As I mentioned in my previous post my reason for not posting was my very sick kitty, named Callie. Here is a picture of her before she got sick:


She came down with FIP, a deadly cat disease, and died the end of March. It’s been a heartbreaking ordeal. A month ago we adopted again. We found a black and white kitten that we have named Oreo. We picked her up because she was neurotic, or so we were told. She was a stray that had obsessive-compulsive tendencies. When we played with her one on one she circled the room as she played and made us laugh. We knew she would be a good match to our family.

When I went to pick her up I learned one more piece of the puzzle: she is deaf. Instantly her circling began to make sense. She was a stray; she somehow survived out in the wild. She circled to make sure there were no predators in her area; to make sure she was safe. These so called neurotic behaviors were survival instincts.

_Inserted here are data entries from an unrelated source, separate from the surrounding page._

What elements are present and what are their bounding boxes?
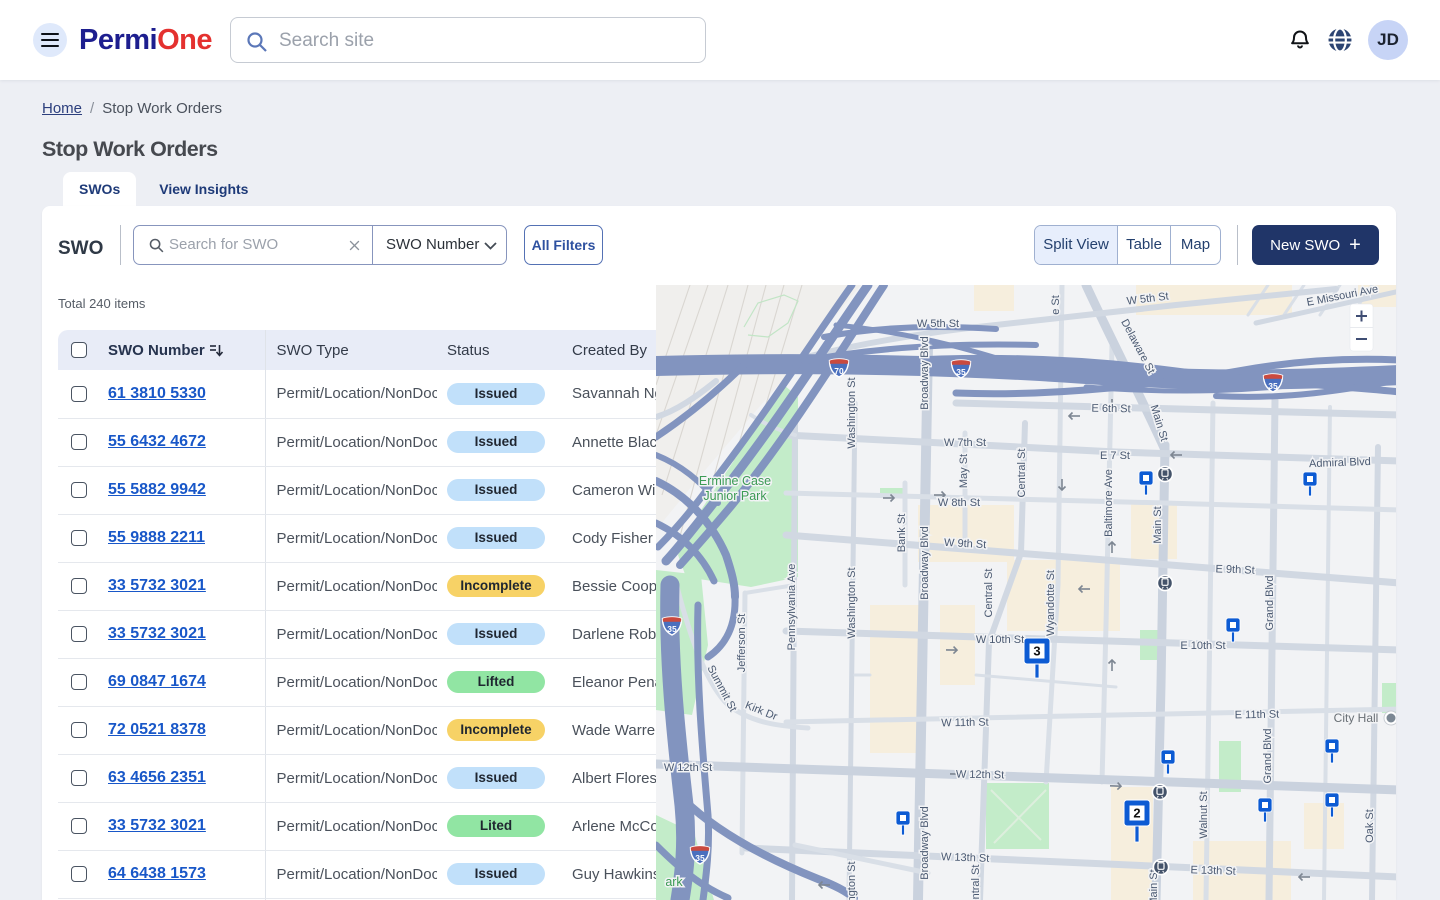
svg-text:May St: May St (958, 454, 970, 488)
svg-text:Oak St: Oak St (1364, 809, 1376, 843)
svg-text:Broadway Blvd: Broadway Blvd (919, 806, 931, 879)
svg-text:ark: ark (665, 875, 683, 889)
svg-text:70: 70 (834, 366, 844, 376)
svg-text:E 10th St: E 10th St (1180, 640, 1225, 652)
svg-text:2: 2 (1133, 806, 1140, 821)
svg-text:Main St: Main St (1148, 869, 1160, 900)
svg-text:W 7th St: W 7th St (944, 437, 986, 449)
svg-text:E 7 St: E 7 St (1100, 450, 1130, 462)
svg-text:Broadway Blvd: Broadway Blvd (919, 336, 931, 409)
svg-text:Central St: Central St (1016, 449, 1028, 498)
svg-text:Broadway Blvd: Broadway Blvd (919, 526, 931, 599)
svg-text:35: 35 (1268, 381, 1278, 391)
svg-text:Junior Park: Junior Park (703, 489, 767, 503)
svg-text:Washington St: Washington St (846, 377, 858, 448)
svg-text:Main St: Main St (1152, 506, 1164, 543)
svg-text:Washington St: Washington St (846, 861, 858, 900)
svg-text:3: 3 (1033, 644, 1040, 659)
svg-text:35: 35 (956, 367, 966, 377)
svg-text:Washington St: Washington St (846, 567, 858, 638)
svg-text:Grand Blvd: Grand Blvd (1262, 728, 1274, 783)
svg-text:e St: e St (1050, 295, 1062, 315)
svg-text:W 12th St: W 12th St (664, 762, 712, 774)
svg-text:W 8th St: W 8th St (938, 497, 980, 509)
svg-text:W 10th St: W 10th St (976, 634, 1024, 646)
svg-text:W 12th St: W 12th St (956, 769, 1004, 782)
svg-text:E 9th St: E 9th St (1215, 563, 1255, 576)
svg-text:City Hall: City Hall (1334, 711, 1379, 725)
svg-text:Wyandotte St: Wyandotte St (1045, 570, 1057, 636)
svg-text:E 13th St: E 13th St (1190, 864, 1236, 878)
svg-text:35: 35 (667, 624, 677, 634)
svg-text:W 9th St: W 9th St (944, 537, 987, 551)
svg-text:W 5th St: W 5th St (917, 318, 959, 330)
svg-text:Grand Blvd: Grand Blvd (1264, 575, 1276, 630)
svg-text:Bank St: Bank St (896, 514, 908, 553)
svg-text:E 6th St: E 6th St (1091, 403, 1130, 416)
svg-text:Ermine Case: Ermine Case (699, 474, 771, 488)
svg-text:W 11th St: W 11th St (941, 717, 989, 730)
svg-text:Baltimore Ave: Baltimore Ave (1103, 469, 1115, 537)
svg-text:Walnut St: Walnut St (1198, 791, 1210, 838)
svg-text:35: 35 (695, 853, 705, 863)
svg-text:Central St: Central St (983, 569, 995, 618)
svg-text:Jefferson St: Jefferson St (736, 614, 748, 673)
svg-text:Admiral Blvd: Admiral Blvd (1309, 456, 1371, 470)
svg-text:E 11th St: E 11th St (1235, 709, 1280, 722)
svg-text:Pennsylvania Ave: Pennsylvania Ave (786, 564, 798, 651)
svg-text:Central St: Central St (970, 865, 982, 900)
svg-text:W 13th St: W 13th St (941, 851, 990, 865)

I brought her home and put her in the second bathroom. While she was not looking I yelled and clapped. I felt funny doing the typical hearing test on a deaf child but needed to know. She didn’t respond at all. In the past month we’ve done numerous tests. She appears to be deaf but has some hearing in her left ear. She tends to circle with that ear out and will tilt her head to allow her left ear to hear. There are no real hearing tests that can be done on a cat so our assessments of her interaction are the best tests we have.

This kitty that was described as “neurotic” is not living up to the label. They called her special, she’s just deaf. She’s now a normal kitty. She still has some of her survival quirks, I’m not sure if those will ever truly leave her. She looks behind her while eating, she circles rooms. She also meows and trills to her little hearts content. She knows what sound is, since she will meow a heart-breaking meow when she can’t find us, and stop and trill happily once we appear. Her purrs are powerful but silent.

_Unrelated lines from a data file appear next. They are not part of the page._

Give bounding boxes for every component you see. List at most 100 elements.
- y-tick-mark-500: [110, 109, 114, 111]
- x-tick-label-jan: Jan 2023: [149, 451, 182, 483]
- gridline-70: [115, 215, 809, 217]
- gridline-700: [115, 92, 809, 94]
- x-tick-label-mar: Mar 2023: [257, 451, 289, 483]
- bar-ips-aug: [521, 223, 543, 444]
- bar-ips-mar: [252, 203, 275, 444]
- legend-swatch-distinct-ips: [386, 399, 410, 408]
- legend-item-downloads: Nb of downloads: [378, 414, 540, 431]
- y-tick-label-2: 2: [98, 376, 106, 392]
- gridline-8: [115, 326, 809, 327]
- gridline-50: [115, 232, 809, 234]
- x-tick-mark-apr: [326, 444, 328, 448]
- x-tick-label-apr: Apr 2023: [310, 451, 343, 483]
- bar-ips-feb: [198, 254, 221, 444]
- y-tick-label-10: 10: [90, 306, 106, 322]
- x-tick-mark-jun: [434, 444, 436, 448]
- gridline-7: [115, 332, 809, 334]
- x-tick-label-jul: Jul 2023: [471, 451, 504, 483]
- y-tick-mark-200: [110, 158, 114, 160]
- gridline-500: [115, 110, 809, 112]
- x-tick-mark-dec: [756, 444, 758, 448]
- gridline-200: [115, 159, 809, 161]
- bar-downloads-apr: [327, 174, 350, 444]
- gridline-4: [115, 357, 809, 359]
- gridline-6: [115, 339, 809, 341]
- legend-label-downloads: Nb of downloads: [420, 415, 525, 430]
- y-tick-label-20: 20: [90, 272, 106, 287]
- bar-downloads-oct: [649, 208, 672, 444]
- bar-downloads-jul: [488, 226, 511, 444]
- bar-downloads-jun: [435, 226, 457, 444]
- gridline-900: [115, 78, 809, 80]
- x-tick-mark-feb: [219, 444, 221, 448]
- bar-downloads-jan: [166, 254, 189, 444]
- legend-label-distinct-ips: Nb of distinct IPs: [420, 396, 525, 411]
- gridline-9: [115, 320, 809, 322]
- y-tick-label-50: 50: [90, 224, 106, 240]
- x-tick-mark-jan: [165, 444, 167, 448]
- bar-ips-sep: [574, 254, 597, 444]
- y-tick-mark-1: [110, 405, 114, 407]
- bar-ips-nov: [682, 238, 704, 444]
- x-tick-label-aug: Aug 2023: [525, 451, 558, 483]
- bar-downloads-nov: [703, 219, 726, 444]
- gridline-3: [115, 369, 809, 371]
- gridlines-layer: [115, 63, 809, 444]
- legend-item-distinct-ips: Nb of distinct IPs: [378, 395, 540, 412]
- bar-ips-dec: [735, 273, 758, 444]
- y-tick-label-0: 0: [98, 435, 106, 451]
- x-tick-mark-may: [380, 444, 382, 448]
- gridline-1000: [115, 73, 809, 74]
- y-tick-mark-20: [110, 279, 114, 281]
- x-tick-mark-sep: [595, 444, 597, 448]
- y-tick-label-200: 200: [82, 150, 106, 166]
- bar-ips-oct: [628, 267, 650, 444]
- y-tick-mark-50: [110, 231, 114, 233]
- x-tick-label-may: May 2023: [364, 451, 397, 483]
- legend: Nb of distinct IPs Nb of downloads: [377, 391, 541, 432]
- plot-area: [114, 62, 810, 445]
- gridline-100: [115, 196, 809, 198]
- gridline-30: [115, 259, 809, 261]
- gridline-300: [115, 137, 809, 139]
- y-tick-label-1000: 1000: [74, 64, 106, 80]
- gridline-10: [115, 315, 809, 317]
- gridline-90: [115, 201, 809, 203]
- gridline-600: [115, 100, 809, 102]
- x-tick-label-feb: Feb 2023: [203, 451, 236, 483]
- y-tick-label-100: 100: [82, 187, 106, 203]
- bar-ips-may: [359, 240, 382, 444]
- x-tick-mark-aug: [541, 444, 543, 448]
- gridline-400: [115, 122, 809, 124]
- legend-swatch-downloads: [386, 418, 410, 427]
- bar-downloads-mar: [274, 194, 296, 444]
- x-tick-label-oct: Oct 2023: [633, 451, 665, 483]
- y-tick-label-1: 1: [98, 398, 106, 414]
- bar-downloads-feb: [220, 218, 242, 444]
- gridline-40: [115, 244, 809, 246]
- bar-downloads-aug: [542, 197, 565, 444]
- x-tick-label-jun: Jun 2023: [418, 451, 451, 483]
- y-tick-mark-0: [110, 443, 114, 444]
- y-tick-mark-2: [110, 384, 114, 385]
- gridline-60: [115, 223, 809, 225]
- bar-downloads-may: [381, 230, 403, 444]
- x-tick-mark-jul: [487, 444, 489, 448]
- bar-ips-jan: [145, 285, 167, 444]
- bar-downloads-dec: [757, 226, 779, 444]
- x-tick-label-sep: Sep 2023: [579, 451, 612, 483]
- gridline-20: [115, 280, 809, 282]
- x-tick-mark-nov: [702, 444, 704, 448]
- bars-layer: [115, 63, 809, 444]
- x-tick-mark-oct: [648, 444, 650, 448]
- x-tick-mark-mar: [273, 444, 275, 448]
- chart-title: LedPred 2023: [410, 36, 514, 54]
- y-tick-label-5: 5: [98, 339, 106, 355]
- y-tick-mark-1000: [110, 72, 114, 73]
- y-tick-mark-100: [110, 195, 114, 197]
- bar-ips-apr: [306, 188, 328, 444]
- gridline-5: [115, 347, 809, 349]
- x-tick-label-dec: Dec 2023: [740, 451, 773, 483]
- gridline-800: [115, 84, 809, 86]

She is in the right home. My husband and I have started banging the floor to get her attention. We sign around her and she’s starting to watch us, maybe she’ll pick up a few words. I know she’s just a cat but I feel she should have the same access to communication a hearing cat.

It’s an ironic twist of fate. I know that we needed Callie to introduce us to having a pet. Oreo needed us to provide her with a good and safe home. Welcome home, Oreo. Welcome home.